How does website handle million users

Load Balancer

It is needed if you have so many requests which can not be handled by one web server. Typically 10-15k requests per second can be handled by one web server for a dynamic website, but it depends totally on complexity of website/web application. Load balancer contains multiple web servers and just forwards incoming requests to one of them to distribute.

Separate cdn server

To server static content(js, css, images) setup a cdn server which is optimized to serve static content. This will reduce load from web server.

Web Server

Tune the configuration of web server for your use case. Set number of threads, connections, network buffer size, open file descriptor etc. Different servers have different configuration files to tune the performance.

The maximum number of request processing threads to be created by this Connector, which therefore determines the maximum number of simultaneous requests that can be handled. If not specified, this attribute is set to 200. If an executor is associated with this connector, this attribute is ignored as the connector will execute tasks using the executor rather than an internal thread pool.

acceptCount The maximum queue length for incoming connection requests when all possible request processing threads are in use. Any requests received when the queue is full will be refused. The default value is 100.
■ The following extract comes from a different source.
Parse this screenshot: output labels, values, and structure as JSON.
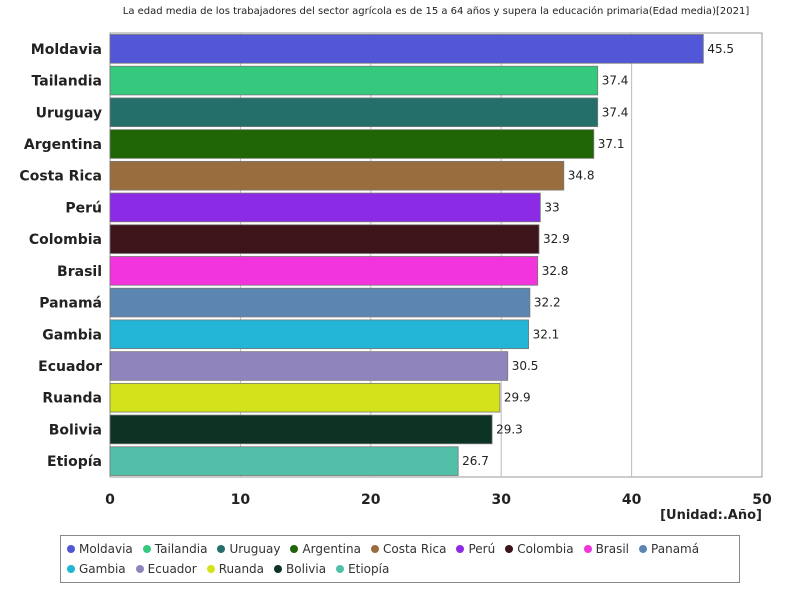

The maximum number of connections that the server will accept and process at any given time. When this number has been reached, the server will accept, but not process, one further connection. This additional connection be blocked until the number of connections being processed falls below maxConnections at which point the server will start accepting and processing new connections again. Note that once the limit has been reached, the operating system may still accept connections based on the acceptCount setting. The default value varies by connector type. For BIO the default is the value of maxThreads unless an Executor is used in which case the default will be the value of maxThreads from the executor. For NIO the default is 10000. For APR/native, the default is 8192.
Note that for APR/native on Windows, the configured value will be reduced to the highest multiple of 1024 that is less than or equal to maxConnections. This is done for performance reasons.
If set to a value of -1, the maxConnections feature is disabled and connections are not counted.


Each web server must serve same content, hence should talk to same database. If many web server talking to one db server, it will become bottle neck. Even if there is one web server, sometimes db server may become bottle neck. Many database server have scalable architecture. mysql server supports master-slave and master-master configuration.
  1. In master-slave one server is master where data is written and it is replicated to multiple slave servers. In this case write is done on master and read from slaves. This is useful when very few write happens on database but many reads. typically less than 10-15% of write but depends on the use case.
  2. In master-master is similar to above but all are masters, any data written to any server gets replicated to other servers. Read and write can be done on any server. This is useful for applications which have high writes.
Above is for mysql but similar kind of scalability is supported by other database servers too.

Caching Server

Reading from disk(db) is expansive. Here caching server comes to help you. They keep cache data to the memory. If data is there in cache(hit), then disk read is saved, if it is not(miss) then read from disk and save it in cache for next time. If you get 70-80% hit ratio then it will help in scaling.

Keep all of above servers in same LAN close to each other in high speed LAN so that when they communicate, netword doesn't become bottle neck.